The problem with industrial policy is that its effects can be felt beyond national borders. When a small country's industrial policy fails, it has only hurt itself. But the failed industrial policy of a large country hurts itself and its trade partners during the implementation period by lowering the price and volume of the targeted product traded in the world market.

One way to decrease the excessive risk-taking of large countries' industrial policies is to conclude a new World Trade Organization agreement banning "unfair industrial-policy practices," just as the organisation currently bans "unfair trade practices". A starting point for global negotiations would be the duration of industrial policy.

The most effective industrial policies focus on the supply side: a country will achieve better results by strengthening its capabilities than by trying to impede innovation elsewhere. The US, for example, would do better if it focused primarily on improving STEM (science, technology, engineering, and mathematics) education in high schools, incentivising domestic firms to pursue R&D, and attracting foreign talent, rather than on hindering trade, investment, and academic engagement with China.

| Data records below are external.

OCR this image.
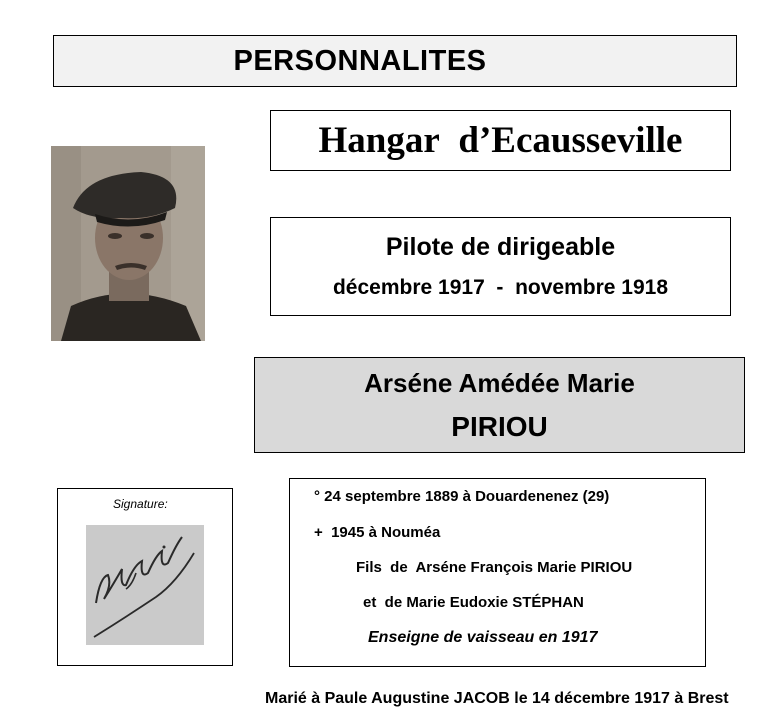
PERSONNALITES
Hangar d’Ecausseville
Pilote de dirigeable
décembre 1917  -  novembre 1918
Arséne Amédée Marie
PIRIOU
Signature:	° 24 septembre 1889 à Douardenenez (29)
+  1945 à Nouméa
Fils  de  Arséne François Marie PIRIOU
et  de Marie Eudoxie STÉPHAN
Enseigne de vaisseau en 1917
Marié à Paule Augustine JACOB le 14 décembre 1917 à Brest
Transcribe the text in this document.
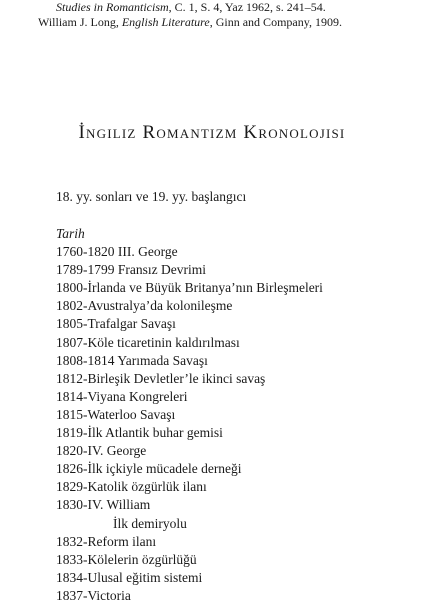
Studies in Romanticism, C. 1, S. 4, Yaz 1962, s. 241–54.
William J. Long, English Literature, Ginn and Company, 1909.
İngiliz Romantizm Kronolojisi
18. yy. sonları ve 19. yy. başlangıcı
Tarih
1760-1820 III. George
1789-1799 Fransız Devrimi
1800-İrlanda ve Büyük Britanya’nın Birleşmeleri
1802-Avustralya’da kolonileşme
1805-Trafalgar Savaşı
1807-Köle ticaretinin kaldırılması
1808-1814 Yarımada Savaşı
1812-Birleşik Devletler’le ikinci savaş
1814-Viyana Kongreleri
1815-Waterloo Savaşı
1819-İlk Atlantik buhar gemisi
1820-IV. George
1826-İlk içkiyle mücadele derneği
1829-Katolik özgürlük ilanı
1830-IV. William
İlk demiryolu
1832-Reform ilanı
1833-Kölelerin özgürlüğü
1834-Ulusal eğitim sistemi
1837-Victoria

The US and China need to rebuild mutual trust before they can forge new agreements on arms control and industrial policies. Even if both countries are ready to take a leap of faith, the first side to make a move faces the risk of rejection by the other, which would almost guarantee a serious domestic political backlash.

Asean could mitigate this risk of "unrequited love" by inviting China and the US to participate actively in the group's projects on economic development, environmental protection, and climate action. The US and China also committed to these objectives in 2015, so accepting Asean's invitation would align with their national interests and international obligations. US-China cooperation would be virtually certain to succeed because pooling the resources of China's Belt and Road Initiative and the G7's Partnership for Global Infrastructure and Investment would create huge economies of scale. Successful cooperation would lead to greater bilateral trust.

Economic interdependence does not undermine security; if anything, decoupling is far riskier. Rebuilding relations may test our creativity, but achieving greater security and prosperity for all is surely worth the effort.©2023 Project Syndicate


Wing Thye Woo, Vice President for Asia at the UN Sustainable Development Solutions Network, is Distinguished Professor Emeritus of Economics at the University of California, Davis and a research professor at Sunway University in Kuala Lumpur and Fudan University in Shanghai.